Reclamation projects are often flashpoints between environmentalists and real estate developers.

At present, there are plans to reclaim parts of Manila Bay for the construction of commercial and residential buildings, including an expressway that will act as a coastal sea barrier and flood control system.


The reclamation of about 1,500 hectares of land is also included in the Cavite provincial government’s proposal to the Department of Transportation to build a $9.3-billion airport in Sangley Point, Cavite.

This early, however, that proposal may not even reach first base because, according to Socioeconomic Planning Secretary Ernesto Pernia, President Duterte is averse to land reclamation.


Pernia’s statement must have been music to the ears of environmentalists who have been campaigning for years for the government to go slow, if not stop, the conversion of sea beds to artificial landmasses.

Their opposition revolves primarily on the reclamation’s adverse effects on the livelihood of the affected residents and fishermen, the natural habitat of the birds and other creatures living in coastal areas, and the free flow of water from the city to the sea.

The tree huggers (as environmentalists are sometimes referred to by the media) have urged the proponents of reclamation projects to give more attention to their environmental impact than to the profits they expect to reap from them.

For real estate developers and business operators, however, reclamation projects are necessary because they help meet the demand for residential and commercial space by a growing population.

The argument has been raised that there is only so much that can be built on existing real property.

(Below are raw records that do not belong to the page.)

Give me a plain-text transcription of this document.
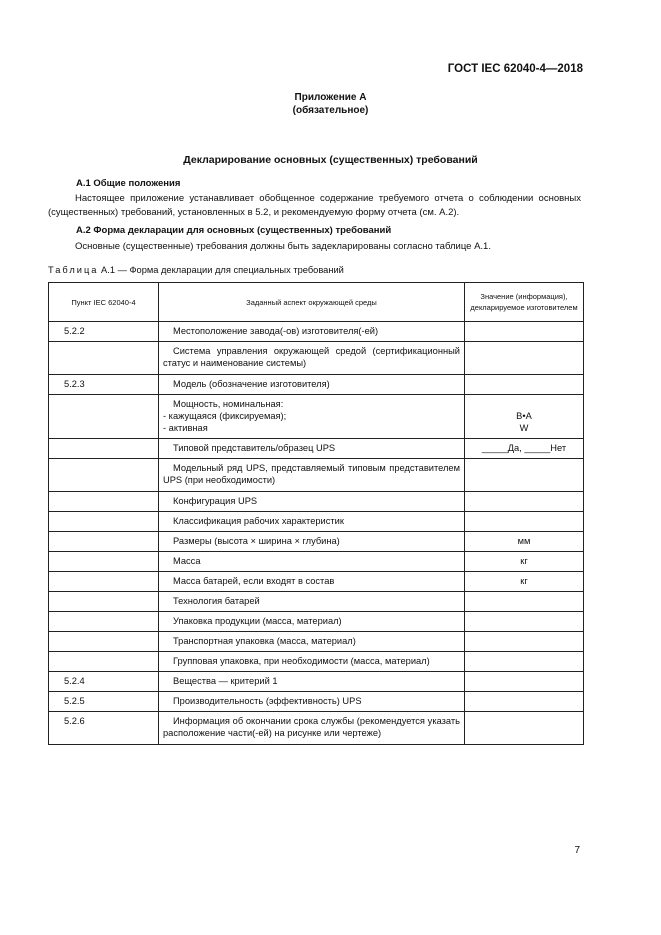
ГОСТ IEC 62040-4—2018
Приложение А
(обязательное)
Декларирование основных (существенных) требований
А.1 Общие положения
Настоящее приложение устанавливает обобщенное содержание требуемого отчета о соблюдении основных (существенных) требований, установленных в 5.2, и рекомендуемую форму отчета (см. А.2).
А.2 Форма декларации для основных (существенных) требований
Основные (существенные) требования должны быть задекларированы согласно таблице А.1.
Таблица А.1 — Форма декларации для специальных требований
Пункт IEC 62040-4	Заданный аспект окружающей среды	Значение (информация), декларируемое изготовителем
5.2.2	Местоположение завода(-ов) изготовителя(-ей)	

	Система управления окружающей средой (сертификационный статус и наименование системы)	

5.2.3	Модель (обозначение изготовителя)	

	Мощность, номинальная:
- кажущаяся (фиксируемая);
- активная	В•А
W

	Типовой представитель/образец UPS	_____Да, _____Нет

	Модельный ряд UPS, представляемый типовым представителем UPS (при необходимости)	

	Конфигурация UPS	

	Классификация рабочих характеристик	

	Размеры (высота × ширина × глубина)	мм

	Масса	кг

	Масса батарей, если входят в состав	кг

	Технология батарей	

	Упаковка продукции (масса, материал)	

	Транспортная упаковка (масса, материал)	

	Групповая упаковка, при необходимости (масса, материал)	

5.2.4	Вещества — критерий 1	

5.2.5	Производительность (эффективность) UPS	

5.2.6	Информация об окончании срока службы (рекомендуется указать расположение части(-ей) на рисунке или чертеже)	

7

There is a limit, in terms of engineering and human acceptability, on how high buildings can be constructed for residential and commercial purposes.

If the infrastructure project involved is, for example, an airport, and there is no land available for that purpose, the only way to make that facility a reality is look to the sea and convert parts of it to landmasses.

Once built, the airport will speed up the movement of people and products and provide additional jobs and, in the process, contribute to the economic development of the country.


From this perspective, the fears expressed by environmentalists may be considered a small price to pay for the economic benefits that would redound to many of our countrymen.

Considering that we have laws that impose strict rules and regulations on the protection of the environment, there should really be no serious disagreements over the need for or propriety of reclamation projects.

But the problem is, once the Department of Environment and Natural Resources (DENR) issues the environmental clearance certificate for projects that have strong environmental impact, the people behind the projects are practically left to their own accord.

It is only when the project causes, or threatens to cause, serious damage to the health or welfare of the people living near it and the matter catches the media’s attention that the DENR wakes up and asserts its oversight authority over the project.

While it is true that reclamation projects often result in adverse environmental consequences to the affected areas and their people, it is something we have to bear or endure because of the needs of the times.

At the rate our population has been growing in spite of government efforts to regulate it, and the available land fit for residential and commercial purposes shrinking, there is no choice but look to the shorelines (of which our country is abundantly blessed with) for relief.

We can take a leaf from the way Singapore undertook reclamation projects with minimal environmental degradation to increase the size of its landmass—which is practically equivalent to that of Pasay City—and meet its requirements for additional commercial and residential space.

With its regulators strictly enforcing its environmental regulations, Singapore got the best worlds on reclamation. Our own DENR can do the same if it puts its heart and soul in the performance of its oversight tasks.